Троица проворно шагала по берегу. Был отлив, и полоса пляжа, выстланная водорослями, стала твердой, как дорога. Во всей этой сцене и в самих ребятах было что-то романтическое, и они, сознавая это, чувствовали себя счастливыми. Они то и дело поворачивались друг к другу, взволнованно смеялись и болтали взахлеб. Вокруг все сверкало. Ральф, не в силах выразить свой восторг, встал на голову и перевернулся. Когда они отсмеялись, Саймон нежно погладил его по руке, и они снова засмеялись.
— Давай, давай, пошли, — сказал Джек. — Мы — исследователи.
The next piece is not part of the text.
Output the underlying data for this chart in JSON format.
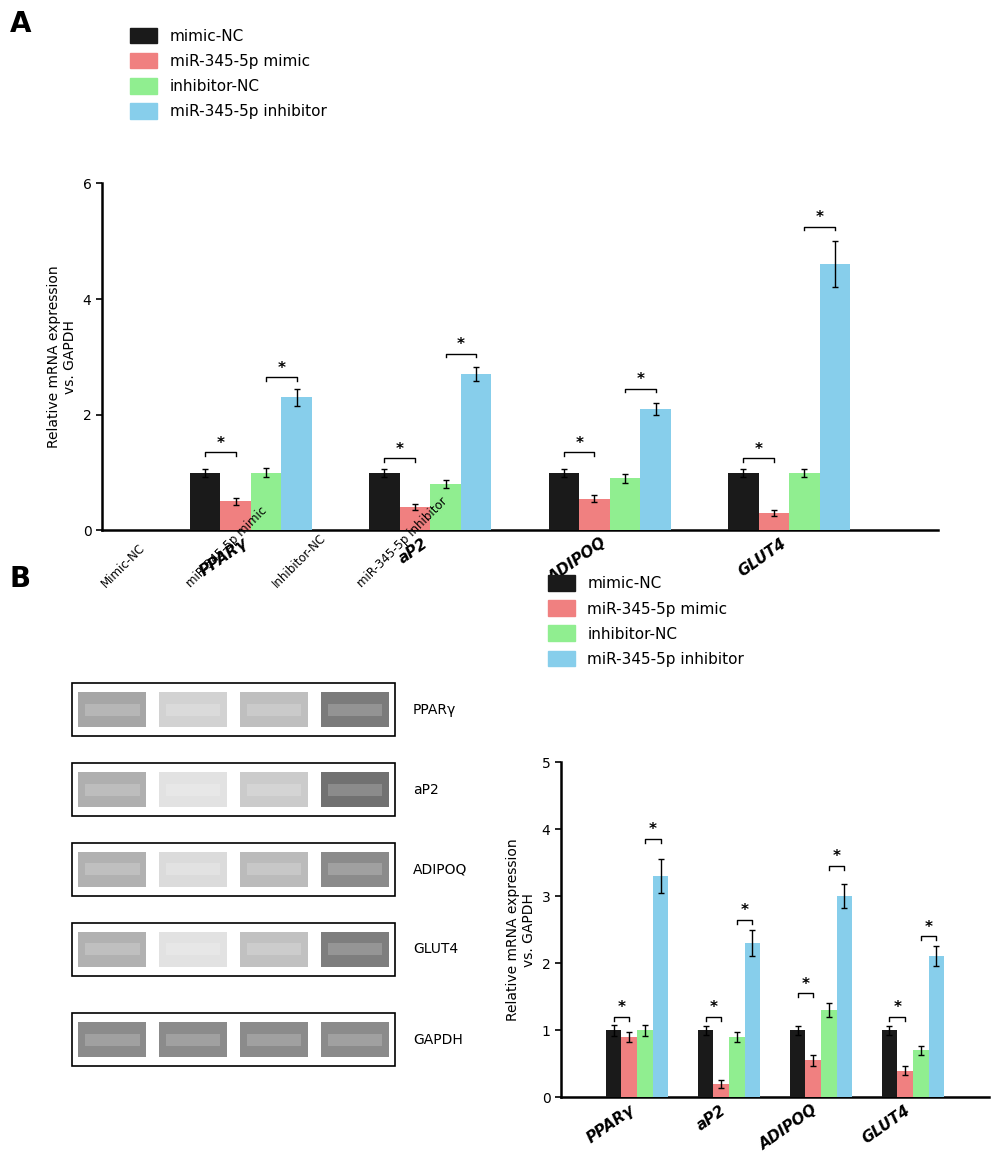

— Нужно дойти до этого конца острова, — сказал Ральф, — и посмотреть, что там за углом.
— Если это остров…
Теперь, когда день пошел на убыль, миражи понемногу оседали. Ребята обнаружили, что с этой стороны остров уходил в море острым мысом. В беспорядке громоздились квадратные, как и повсюду, глыбы, и уже в лагуне высилась еще одна скала. Там гнездились морские птицы.
— Как глазурь на розовом торте, — заметил Ральф.
— Дальше не пойдем, — сказал Джек. — И за угол нам не заглянуть, потому что его и нет. Берег чуть изгибается, и все. А идти там трудно: скалы одни…
Ральф прикрыл глаза ладонью и, все выше задирая голову, окинул взглядом скалистую вершину. Отсюда до горы было ближе, чем от любой другой точки пляжа, где они успели пройти.
— Здесь и попробуем взобраться на гору, — сказал Ральф. — Я думаю, это самый легкий путь. Меньше зарослей проклятых, больше розовых скал. Пошли.
И они начали карабкаться вверх. Какая-то неведомая сила выворотила эти кубы и разбросала их так, что они лежали вкривь и вкось, наваленные друг на друга. Розовый утес обычно подпирал перекошенную глыбу, та — другую, поменьше, и так снова и снова, пока все это сооружение не завершалось шаткой грудой розовых камней, пронзивших хитросплетения лиан. Там, где розовый гранит выходил прямо из земли, к скалам, огибая их, жались узкие тропинки. Мальчики пробирались по ним боком, лицом к скале.
— Кто проложил эту тропинку? — Джек остановился, вытирая пот. Запыхавшийся Ральф стал рядом. — Люди?
Джек покачал головой:
— Животные.
Ральф уставился в густой мрак под деревьями. Заросли чуть заметно подрагивали.
Крутые витки тропинок давались ребятам без труда; туго им приходилось изредка, когда они пробирались через заросли, чтобы выйти на очередную тропинку. Здесь корни и стебли ползучих растений сплетались, словно пряжа, и ребята должны были, как гибкие иглы, продеваться в ее петли. Единственным ориентиром Для них был подъем склона: лишь бы следующий лаз, как бы его ни опутывали канаты лиан, находился выше предыдущего.
И они поднимались. В самую трудную минуту, когда они, казалось, были наглухо замурованы в зеленой гуще, Ральф обернулся и посмотрел сияющими глазами.
— Сила!.. Блеск!.. Классно!..
Трудно было понять, чему они радовались. Все трое вспотели, перемазались и изнемогали от усталости. Ральф был жестоко исцарапан. Туннели между лианами стали такими узкими, что в них едва можно было протиснуться. Ральф громко крикнул, и мальчики прислушались к приглушенным раскатам эха.